Heat-resistant materials for aircraft turbines, personal care articles and clothing are often made with polymer fibers. These fibers consist of a large number of filaments with a diameter in the order of a few micrometers which are intertwined with one another. The filaments are produced using spinning processes that in a way resemble a noodle press used to make spaghetti. First the polymer is mixed with a solvent to make it viscous, i.e. more fluid, so that it can be pressed through a spinning plate, a kind of sieve containing thousands of micro-holes. The resulting ultra-fine filaments then drop through a duct several meters long. While falling they are blown dry with air or gas, thus removing the solvent. The individual filaments are wound onto large spools at the bottom of the duct. Until now it has not been possible to simulate such spinning processes as a whole: they are simply too complex, requiring the simulation of billions of infinitesimally tiny spatial cells. In the past companies seeking to optimize spinning processes had to procure a pilot system costing several hundred thousand euros and then run tests for each of the countless parameters.
Precise simulation of the complete process
Now for the first time researchers at the Fraunhofer Institute for Industrial Mathematics ITWM in Kaiserslautern have developed a tool capable of simulating spinning processes involving thousands of filaments. “Our simulation reproduces the solvent concentration in each individual filament, as well as the mutual interactions of all filaments with the gas flow,” says Dr. Walter Arne, research associate at Fraunhofer ITWM. “The resulting simulation represents not only the complete aerodynamic situation of the system, for example velocity and temperature profiles and solvent distribution, it also generates the relevant state variables along the filaments, for example temperature.” This means that manufacturing companies can quickly and easily get to the bottom of difficulties in the production process, can increase their understanding of the decisive parameters and can scale up new manufacturing processes with relative ease. An example: When turbulence effects in the duct are so strong that the individual filaments repeatedly come into contact and stick together, Dr. Arne and his colleagues can use the simulation to investigate the gas flow and optimize it with new component parts in order to eliminate the problem.
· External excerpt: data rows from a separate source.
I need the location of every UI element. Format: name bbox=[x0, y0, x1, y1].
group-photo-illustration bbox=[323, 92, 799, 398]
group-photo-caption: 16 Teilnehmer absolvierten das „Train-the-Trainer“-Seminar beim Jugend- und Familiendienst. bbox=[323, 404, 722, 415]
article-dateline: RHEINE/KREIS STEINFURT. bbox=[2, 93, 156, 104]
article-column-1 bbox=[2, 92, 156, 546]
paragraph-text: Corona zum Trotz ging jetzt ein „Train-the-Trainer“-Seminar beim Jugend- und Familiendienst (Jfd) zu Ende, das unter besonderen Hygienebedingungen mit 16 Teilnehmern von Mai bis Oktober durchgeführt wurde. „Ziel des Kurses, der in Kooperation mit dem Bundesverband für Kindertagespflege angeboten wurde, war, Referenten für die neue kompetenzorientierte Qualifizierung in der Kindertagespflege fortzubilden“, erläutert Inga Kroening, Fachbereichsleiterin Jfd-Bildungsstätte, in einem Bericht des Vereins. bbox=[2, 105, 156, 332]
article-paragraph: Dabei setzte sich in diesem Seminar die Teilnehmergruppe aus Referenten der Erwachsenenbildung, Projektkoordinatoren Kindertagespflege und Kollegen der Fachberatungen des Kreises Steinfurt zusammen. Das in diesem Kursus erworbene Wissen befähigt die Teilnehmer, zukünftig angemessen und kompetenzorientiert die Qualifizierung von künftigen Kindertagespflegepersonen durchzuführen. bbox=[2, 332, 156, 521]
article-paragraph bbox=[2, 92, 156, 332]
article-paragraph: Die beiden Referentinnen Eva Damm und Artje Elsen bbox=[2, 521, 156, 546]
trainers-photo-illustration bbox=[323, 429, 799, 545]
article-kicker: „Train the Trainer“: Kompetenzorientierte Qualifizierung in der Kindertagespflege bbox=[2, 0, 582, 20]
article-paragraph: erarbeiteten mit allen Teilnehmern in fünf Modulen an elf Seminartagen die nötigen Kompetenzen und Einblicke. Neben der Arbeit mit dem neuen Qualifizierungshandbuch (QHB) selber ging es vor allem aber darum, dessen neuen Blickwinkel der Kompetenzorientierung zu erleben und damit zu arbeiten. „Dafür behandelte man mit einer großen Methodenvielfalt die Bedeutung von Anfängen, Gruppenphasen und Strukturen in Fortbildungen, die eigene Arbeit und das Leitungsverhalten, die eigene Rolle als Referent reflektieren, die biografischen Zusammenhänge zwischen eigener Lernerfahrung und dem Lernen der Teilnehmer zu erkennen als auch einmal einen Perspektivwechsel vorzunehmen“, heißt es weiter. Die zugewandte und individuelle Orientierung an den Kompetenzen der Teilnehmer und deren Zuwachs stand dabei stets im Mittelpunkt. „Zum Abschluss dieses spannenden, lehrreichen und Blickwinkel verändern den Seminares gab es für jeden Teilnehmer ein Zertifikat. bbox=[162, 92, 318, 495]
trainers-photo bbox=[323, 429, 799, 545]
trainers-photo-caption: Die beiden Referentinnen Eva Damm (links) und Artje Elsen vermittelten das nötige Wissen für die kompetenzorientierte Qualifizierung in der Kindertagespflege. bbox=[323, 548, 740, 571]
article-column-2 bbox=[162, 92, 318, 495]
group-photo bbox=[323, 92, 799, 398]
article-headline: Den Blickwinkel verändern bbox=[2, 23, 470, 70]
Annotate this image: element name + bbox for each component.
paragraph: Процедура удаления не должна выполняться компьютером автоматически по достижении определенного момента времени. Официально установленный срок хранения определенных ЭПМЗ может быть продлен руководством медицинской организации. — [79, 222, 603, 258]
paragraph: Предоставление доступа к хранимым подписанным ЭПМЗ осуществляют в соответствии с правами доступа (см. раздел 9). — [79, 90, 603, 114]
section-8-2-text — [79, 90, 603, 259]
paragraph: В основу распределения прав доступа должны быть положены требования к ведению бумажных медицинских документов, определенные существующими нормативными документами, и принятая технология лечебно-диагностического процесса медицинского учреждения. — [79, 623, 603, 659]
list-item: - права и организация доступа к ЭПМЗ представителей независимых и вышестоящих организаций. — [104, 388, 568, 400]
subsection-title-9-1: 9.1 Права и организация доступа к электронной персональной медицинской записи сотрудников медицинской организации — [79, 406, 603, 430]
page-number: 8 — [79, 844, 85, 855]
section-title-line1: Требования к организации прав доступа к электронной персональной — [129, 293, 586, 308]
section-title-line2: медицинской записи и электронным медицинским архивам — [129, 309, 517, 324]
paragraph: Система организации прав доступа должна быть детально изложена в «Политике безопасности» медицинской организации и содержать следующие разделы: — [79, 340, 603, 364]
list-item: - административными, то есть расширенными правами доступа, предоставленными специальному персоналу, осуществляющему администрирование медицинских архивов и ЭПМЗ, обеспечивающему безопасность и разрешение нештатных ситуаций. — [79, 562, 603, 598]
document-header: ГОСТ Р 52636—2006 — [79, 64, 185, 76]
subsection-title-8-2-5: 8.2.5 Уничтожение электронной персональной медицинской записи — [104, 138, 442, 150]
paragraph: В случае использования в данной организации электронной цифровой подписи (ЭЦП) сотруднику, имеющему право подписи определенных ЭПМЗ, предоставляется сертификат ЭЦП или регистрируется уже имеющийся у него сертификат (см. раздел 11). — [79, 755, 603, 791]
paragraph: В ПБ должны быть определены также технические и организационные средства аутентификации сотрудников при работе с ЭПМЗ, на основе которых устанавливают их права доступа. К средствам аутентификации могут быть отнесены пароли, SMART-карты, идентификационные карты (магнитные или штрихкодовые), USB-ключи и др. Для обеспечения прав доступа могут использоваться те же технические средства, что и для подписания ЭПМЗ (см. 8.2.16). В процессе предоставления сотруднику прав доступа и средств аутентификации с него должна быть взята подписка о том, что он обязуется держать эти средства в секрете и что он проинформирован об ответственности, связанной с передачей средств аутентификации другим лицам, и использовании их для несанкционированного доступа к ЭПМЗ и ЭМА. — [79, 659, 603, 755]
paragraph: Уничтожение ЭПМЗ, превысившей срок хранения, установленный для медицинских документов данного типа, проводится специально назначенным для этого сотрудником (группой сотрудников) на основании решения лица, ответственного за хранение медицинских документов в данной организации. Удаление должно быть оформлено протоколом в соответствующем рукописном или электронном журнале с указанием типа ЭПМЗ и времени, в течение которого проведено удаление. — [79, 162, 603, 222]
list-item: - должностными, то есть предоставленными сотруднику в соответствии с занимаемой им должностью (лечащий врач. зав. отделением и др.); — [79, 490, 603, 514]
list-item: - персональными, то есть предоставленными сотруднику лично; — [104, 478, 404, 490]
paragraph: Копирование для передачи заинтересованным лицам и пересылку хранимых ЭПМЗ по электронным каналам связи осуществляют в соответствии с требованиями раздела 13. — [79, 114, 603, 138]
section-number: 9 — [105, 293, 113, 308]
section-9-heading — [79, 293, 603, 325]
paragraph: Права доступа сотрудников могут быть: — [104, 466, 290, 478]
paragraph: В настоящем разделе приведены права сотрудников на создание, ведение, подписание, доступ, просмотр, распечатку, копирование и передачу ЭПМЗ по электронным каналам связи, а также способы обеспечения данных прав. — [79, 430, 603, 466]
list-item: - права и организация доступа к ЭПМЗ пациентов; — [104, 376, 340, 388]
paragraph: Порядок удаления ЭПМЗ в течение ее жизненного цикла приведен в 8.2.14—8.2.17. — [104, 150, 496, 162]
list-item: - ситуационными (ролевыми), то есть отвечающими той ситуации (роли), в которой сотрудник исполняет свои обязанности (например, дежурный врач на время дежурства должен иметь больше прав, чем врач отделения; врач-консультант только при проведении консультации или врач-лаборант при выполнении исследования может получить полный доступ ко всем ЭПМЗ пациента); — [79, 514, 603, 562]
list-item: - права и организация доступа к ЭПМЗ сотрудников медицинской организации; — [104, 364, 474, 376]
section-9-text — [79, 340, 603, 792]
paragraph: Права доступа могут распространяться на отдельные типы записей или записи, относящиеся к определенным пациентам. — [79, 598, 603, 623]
This reduces production waste and increases filament quality.
Objective achieved using various simplifications
A variety of new functions have made it possible for the Fraunhofer ITWM research team to keep the complexity of the simulation at manageable levels. “We begin with the gas flow in the duct as it would be without the presence of the filaments. We don’t consider the filaments themselves as three-dimensional objects, but rather as one-dimensional curves,” Arne explains. However, not only do the filaments “dance” in the gas flow, they also impact the flow while doing so. Shooting downward at a speed of up to ten meters per second, the filaments also accelerate the surrounding air, much the same way as a speeding train moves the air around it. The researchers make several consecutive computational steps in order to cover this mutual interaction in the simulation. In the first step they begin with the flow without the filaments. Based on this flow situation, they calculate the filament parameters and feed this data into the calculations on the gas flow. The simulation then performs iterations of these calculations until a balanced state is achieved and the values no longer change.
However, this simulation still doesn’t produce information on one vital aspect of the spinning process, namely how the solvent is distributed in the filaments. This is important because the outer surface of the filaments exposed to the air flow dries very quickly, while the solvent remains inside the filaments for quite some time. But the filaments are regarded as if they were one-dimensional, as if they had no width and thus no cross-section. A three-dimensional representation would be beyond the limits of what is feasible. Here too the scientists have something in their “bag of tricks”. They stick to the one-dimensional representation, but they add an additional component, the radial distribution of the solvent. How much solvent is there inside the filament, and how much on its outer surface?
In essence the simulation is ready to go into operation: the researchers have already used it to optimize various spinning processes for their customers. Michael Rothmann, head of development at BJS Ceramics, is thrilled: “Our current partnership made it possible for the first time to simulate the complete spinning process. This gave us insights into subareas of the process which had been inaccessible in the past. These results will in the future make it possible for us to conduct more focused process optimization and thus shorten our development cycles.” The Fraunhofer researchers plan to further develop the simulation tool in an additional project so that manufacturing companies can run the software themselves on their own premises. If all goes according to plan, licenses for the software are expected to be available in approximately three years.